Chapter XXIX: Cure of teeth affected with pain from humidity.
Chapter XXXI: Cure of teeth affected by pain from dryness, according to Adamantius the sophist.
Chapter XXXII: Cure of teeth affected by pain from heat and humidity.
Chapter XXXIII: Cure of decayed teeth, according to Galen.
It appears very clear, therefore, from the great analogy existing between the headings of all the above-mentioned chapters, that the titles referred to by Geist-Jacobi have not at all the historical importance and significance that he attributes to them, and that the same have been formulated by Ætius himself. To argue from such titles that Adamantius was the author of a book on dentistry is not only inadmissible, for all the reasons already given, but also because if it were allowable to reason with such lightness, it might also be stated—by arguing from the title of Chapter XXXIII—that Galen was the author of a monograph on the treatment of dental caries; a thing which is absolutely untrue. Consequently, the beginning of odontologic literature cannot be traced back to Adamantius, but, as Dr. Geist-Jacobi would have it, to an author much less ancient, that is, to Walter Hermann Ryff, or, if it is preferred, even to the anonymous writers of the odontologic compilations which appeared in Germany at the end of the fifteenth century.
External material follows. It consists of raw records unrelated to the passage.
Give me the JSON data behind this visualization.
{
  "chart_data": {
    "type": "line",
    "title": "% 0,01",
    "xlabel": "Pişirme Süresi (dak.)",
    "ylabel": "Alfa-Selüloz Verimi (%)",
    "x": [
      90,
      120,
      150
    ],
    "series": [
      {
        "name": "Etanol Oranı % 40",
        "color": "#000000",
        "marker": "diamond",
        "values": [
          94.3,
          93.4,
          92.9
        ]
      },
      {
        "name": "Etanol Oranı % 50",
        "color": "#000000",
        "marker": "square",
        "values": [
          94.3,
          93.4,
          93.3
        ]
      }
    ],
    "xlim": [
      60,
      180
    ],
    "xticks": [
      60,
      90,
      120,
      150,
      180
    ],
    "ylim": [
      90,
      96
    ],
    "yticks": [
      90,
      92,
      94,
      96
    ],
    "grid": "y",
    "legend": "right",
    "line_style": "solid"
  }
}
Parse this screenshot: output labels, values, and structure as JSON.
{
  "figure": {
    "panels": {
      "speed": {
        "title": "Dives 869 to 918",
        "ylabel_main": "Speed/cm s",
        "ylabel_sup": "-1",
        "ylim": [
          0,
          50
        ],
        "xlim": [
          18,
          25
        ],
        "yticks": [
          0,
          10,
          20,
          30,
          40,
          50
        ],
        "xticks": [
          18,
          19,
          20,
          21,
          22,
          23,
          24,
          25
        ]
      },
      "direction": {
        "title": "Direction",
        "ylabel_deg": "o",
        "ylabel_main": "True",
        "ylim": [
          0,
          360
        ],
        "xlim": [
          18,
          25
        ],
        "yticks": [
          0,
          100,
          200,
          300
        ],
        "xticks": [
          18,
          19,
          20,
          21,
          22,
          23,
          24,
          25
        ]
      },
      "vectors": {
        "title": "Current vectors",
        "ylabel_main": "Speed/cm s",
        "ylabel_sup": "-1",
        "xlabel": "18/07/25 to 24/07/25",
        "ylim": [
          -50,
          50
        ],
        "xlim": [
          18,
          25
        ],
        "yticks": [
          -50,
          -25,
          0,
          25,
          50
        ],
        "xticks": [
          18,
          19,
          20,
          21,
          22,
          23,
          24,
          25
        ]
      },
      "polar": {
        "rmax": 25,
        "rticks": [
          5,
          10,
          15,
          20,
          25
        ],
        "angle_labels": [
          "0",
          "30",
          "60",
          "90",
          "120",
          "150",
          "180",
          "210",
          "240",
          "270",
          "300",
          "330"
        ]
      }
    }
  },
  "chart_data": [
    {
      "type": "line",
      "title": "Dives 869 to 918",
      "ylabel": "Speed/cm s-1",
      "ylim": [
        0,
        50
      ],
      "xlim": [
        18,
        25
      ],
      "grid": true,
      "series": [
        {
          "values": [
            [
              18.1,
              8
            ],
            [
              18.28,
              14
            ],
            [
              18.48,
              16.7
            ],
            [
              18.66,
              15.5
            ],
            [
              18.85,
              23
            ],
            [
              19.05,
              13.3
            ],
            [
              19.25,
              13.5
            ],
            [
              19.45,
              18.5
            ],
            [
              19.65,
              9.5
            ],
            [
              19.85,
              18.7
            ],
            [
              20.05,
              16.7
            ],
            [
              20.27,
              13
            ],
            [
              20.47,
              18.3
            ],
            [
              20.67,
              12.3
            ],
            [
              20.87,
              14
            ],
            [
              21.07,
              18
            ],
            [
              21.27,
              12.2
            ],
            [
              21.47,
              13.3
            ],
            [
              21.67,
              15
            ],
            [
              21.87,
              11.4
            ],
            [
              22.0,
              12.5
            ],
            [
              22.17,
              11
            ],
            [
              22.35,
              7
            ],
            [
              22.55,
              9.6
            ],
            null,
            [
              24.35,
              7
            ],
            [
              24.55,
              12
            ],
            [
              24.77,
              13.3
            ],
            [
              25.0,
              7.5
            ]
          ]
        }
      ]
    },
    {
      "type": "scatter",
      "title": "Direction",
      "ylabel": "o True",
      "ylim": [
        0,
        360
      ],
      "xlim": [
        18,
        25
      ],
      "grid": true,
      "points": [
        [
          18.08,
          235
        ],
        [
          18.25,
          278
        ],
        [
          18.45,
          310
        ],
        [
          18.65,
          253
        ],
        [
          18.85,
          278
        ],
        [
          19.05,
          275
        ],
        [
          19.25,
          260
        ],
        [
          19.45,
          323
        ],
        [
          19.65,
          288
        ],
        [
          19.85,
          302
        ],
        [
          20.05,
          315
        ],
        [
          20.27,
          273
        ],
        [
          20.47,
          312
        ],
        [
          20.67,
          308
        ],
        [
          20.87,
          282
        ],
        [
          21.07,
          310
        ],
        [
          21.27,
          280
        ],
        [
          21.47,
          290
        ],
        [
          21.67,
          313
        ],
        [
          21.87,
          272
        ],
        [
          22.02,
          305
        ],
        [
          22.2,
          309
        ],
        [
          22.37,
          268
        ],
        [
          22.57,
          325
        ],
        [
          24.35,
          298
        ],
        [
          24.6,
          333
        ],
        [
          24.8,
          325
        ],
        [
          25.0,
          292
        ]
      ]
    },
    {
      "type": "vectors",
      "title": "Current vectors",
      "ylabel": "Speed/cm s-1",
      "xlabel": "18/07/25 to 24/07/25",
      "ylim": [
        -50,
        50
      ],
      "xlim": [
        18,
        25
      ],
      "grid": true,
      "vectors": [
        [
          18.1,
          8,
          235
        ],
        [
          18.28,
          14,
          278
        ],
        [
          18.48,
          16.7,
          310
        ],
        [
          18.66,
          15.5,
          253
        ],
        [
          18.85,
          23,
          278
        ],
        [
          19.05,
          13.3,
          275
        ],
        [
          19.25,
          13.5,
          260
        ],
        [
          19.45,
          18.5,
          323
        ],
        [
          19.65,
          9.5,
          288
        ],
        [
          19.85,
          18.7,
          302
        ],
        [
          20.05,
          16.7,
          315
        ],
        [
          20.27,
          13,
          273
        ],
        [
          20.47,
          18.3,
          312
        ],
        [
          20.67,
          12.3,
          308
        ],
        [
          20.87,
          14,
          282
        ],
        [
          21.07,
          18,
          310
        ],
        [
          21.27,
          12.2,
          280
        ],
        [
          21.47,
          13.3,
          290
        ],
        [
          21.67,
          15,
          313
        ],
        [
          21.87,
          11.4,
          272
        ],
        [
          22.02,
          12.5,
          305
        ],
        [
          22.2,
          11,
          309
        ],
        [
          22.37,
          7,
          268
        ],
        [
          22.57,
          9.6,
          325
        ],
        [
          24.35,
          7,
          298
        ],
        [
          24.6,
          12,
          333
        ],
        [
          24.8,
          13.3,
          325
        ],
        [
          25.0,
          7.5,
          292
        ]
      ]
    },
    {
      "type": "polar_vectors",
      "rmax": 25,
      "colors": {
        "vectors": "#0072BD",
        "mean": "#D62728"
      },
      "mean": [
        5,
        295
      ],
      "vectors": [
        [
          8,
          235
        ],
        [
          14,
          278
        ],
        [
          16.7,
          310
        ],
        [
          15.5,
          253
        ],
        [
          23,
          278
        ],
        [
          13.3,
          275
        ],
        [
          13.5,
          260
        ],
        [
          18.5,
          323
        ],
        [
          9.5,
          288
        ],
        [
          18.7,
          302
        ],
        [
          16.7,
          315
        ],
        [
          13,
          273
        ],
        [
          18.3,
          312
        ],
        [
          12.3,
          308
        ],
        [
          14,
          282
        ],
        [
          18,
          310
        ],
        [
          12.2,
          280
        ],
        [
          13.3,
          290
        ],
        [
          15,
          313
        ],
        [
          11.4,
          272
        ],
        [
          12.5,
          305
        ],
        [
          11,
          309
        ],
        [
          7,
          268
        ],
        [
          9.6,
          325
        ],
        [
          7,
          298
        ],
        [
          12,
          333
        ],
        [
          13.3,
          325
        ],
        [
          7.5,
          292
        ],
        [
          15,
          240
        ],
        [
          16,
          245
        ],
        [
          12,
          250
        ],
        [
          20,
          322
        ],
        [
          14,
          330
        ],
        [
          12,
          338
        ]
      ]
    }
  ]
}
Andreas Vesalius. We must now speak of Andreas Vesalius, an extraordinary man, who by his genius infused new life into medical science, and who, although he gave but little attention to dental matters, yet fully deserves a place of honor in the history of dentistry; for this, like every other branch of medicine, received great advantage from his reforming work, which broke down forever the authority of Galen, thus freeing the minds of medical men from an enslavement which made every real progress impossible.
Andreas Vesalius was born at Brussels, December 31, 1514. He studied at Louvain and then at Paris, where at that time great scientists taught, and among others the celebrated anatomist Jacques Dubois, generally known by the Latinized name of Sylvius.[281] The latter, a great admirer of Galen, whose anatomical writings served as texts for his lectures, became jealous of the young Belgian student, who was his assistant, and who gave undoubted proofs of great genius, and of extraordinary passion in anatomical research. Vesalius often defied the greatest dangers in order to obtain corpses either from the cemetery of the Innocents or from the scaffold at Montfaucon. He soon surpassed his most illustrious masters, and at only twenty-five years of age published splendid anatomical plates, which astonished the learned. He acquired also great renown as surgeon, and in this capacity he followed the army of Charles V in one of his wars against France. After having been professor of anatomy in the celebrated University of Louvain (Belgium), he was invited by the Venetian Republic to teach in the University of Padua, which, through him, became the first anatomical school in Europe. Yielding to the requests of the magistrates of Bologna and Pisa, he also taught in those famous universities, before immense audiences.
Andreas Vesalius.
Before Vesalius, Galen’s anatomy had served as the constant basis for the teaching of this science. Although even from the end of the fifteenth century dead bodies were dissected in all the principal universities, the teachers of anatomy always conformed, in their descriptions, to those of Galen, so that the authority of this master, held infallible, prevailed even over the reality of facts.